The millimetre-wave radar technology makes it possible to detect objects outdoors in poor visibility conditions, such as night, rain and snow, as well as against the sunlight, unlike optical and infrared cameras and laser sensors.
Traffic monitoring sensors would be installed at intersections to alert drivers to the presence of pedestrians and bicycles up to 40m ahead even at night-time and under bad weather conditions that hinder visibility.
Panasonic says it has overcome the difficulties with conventional millimetre-wave radar technologies and can detect humans and cars simultaneously in spite of the fact that the human body reflects extremely weak radar signals compared with a car.

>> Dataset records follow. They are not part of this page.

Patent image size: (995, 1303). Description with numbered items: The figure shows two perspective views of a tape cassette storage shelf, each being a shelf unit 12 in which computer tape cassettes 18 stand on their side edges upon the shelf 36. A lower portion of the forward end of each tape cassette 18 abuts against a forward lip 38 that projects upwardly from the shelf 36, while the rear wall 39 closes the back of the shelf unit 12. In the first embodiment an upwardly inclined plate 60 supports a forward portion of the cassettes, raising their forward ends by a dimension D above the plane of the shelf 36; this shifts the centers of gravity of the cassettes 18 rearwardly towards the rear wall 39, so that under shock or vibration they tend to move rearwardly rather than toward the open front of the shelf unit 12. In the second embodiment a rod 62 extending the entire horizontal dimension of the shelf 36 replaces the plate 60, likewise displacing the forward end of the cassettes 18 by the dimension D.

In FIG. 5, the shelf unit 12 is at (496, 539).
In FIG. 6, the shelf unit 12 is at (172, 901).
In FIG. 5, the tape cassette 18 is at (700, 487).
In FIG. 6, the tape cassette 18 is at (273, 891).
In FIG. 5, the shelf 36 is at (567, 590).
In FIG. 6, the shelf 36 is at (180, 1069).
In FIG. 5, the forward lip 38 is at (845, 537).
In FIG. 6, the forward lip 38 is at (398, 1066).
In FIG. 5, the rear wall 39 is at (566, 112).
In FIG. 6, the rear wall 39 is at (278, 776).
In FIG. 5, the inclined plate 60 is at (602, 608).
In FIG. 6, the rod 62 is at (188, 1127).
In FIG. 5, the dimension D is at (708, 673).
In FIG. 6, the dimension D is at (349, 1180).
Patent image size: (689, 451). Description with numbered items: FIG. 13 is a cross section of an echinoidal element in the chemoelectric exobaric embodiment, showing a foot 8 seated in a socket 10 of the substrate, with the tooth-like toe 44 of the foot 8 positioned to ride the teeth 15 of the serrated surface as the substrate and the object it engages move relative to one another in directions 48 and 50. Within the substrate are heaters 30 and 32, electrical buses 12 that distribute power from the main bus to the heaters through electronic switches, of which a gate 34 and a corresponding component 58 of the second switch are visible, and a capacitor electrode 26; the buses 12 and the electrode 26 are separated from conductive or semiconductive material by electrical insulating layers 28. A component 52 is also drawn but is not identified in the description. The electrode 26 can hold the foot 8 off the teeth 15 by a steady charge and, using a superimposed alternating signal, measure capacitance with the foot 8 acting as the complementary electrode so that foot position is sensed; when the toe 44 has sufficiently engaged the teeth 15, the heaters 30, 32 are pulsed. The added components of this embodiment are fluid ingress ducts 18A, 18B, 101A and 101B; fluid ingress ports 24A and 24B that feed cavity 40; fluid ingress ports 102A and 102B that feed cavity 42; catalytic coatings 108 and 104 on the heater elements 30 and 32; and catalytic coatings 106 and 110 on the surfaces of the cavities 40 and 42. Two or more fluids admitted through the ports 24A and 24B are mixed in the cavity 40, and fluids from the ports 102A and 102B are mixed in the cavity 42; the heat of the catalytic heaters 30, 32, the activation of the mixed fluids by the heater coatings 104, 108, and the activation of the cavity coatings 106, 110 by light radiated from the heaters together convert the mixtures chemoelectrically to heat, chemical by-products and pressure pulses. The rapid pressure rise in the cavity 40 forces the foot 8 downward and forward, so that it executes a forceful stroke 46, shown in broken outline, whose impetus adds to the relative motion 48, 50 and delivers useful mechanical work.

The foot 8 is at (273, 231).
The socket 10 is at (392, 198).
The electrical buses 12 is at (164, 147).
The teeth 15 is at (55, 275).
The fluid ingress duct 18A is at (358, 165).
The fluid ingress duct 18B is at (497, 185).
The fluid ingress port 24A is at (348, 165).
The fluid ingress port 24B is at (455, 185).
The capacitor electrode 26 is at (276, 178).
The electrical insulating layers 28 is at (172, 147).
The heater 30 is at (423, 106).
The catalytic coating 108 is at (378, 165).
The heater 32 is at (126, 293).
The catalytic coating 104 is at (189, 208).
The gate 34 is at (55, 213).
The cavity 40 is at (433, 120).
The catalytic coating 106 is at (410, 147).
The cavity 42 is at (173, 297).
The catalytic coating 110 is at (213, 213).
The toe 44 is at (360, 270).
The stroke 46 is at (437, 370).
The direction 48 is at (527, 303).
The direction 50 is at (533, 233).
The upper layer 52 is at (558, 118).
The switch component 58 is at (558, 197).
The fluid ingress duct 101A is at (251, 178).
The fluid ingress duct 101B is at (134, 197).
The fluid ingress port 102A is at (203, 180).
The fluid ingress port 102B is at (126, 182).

The company is claiming to achieve high-detection performance with a range resolution of less than 50cm and an angular resolution of 5 degrees, which enables the system to detect pedestrians and vehicles.
Two new element technologies were developed for this application. A coded pulse modulation technique that employs a newly designed code sequence for pulse radar method improves sensitivity to achieve a longer detection range and pick out small objects that have weak radar reflection.
Also an adaptive antenna technique combines radar beam-forming transmission and adaptive array antenna reception with a signal processing algorithm for estimation of target direction, thereby achieving high angle resolution even with a smaller antenna compared with conventional one.
Some cars are already fitted with radars that measure distance to the vehicle in front, but these cannot detect a human body with high resolution because of its weak radar reflection.
Panasonic developed the system with support from a Japanese government research programme, and will demonstrate it at a conference in Yokohama this month.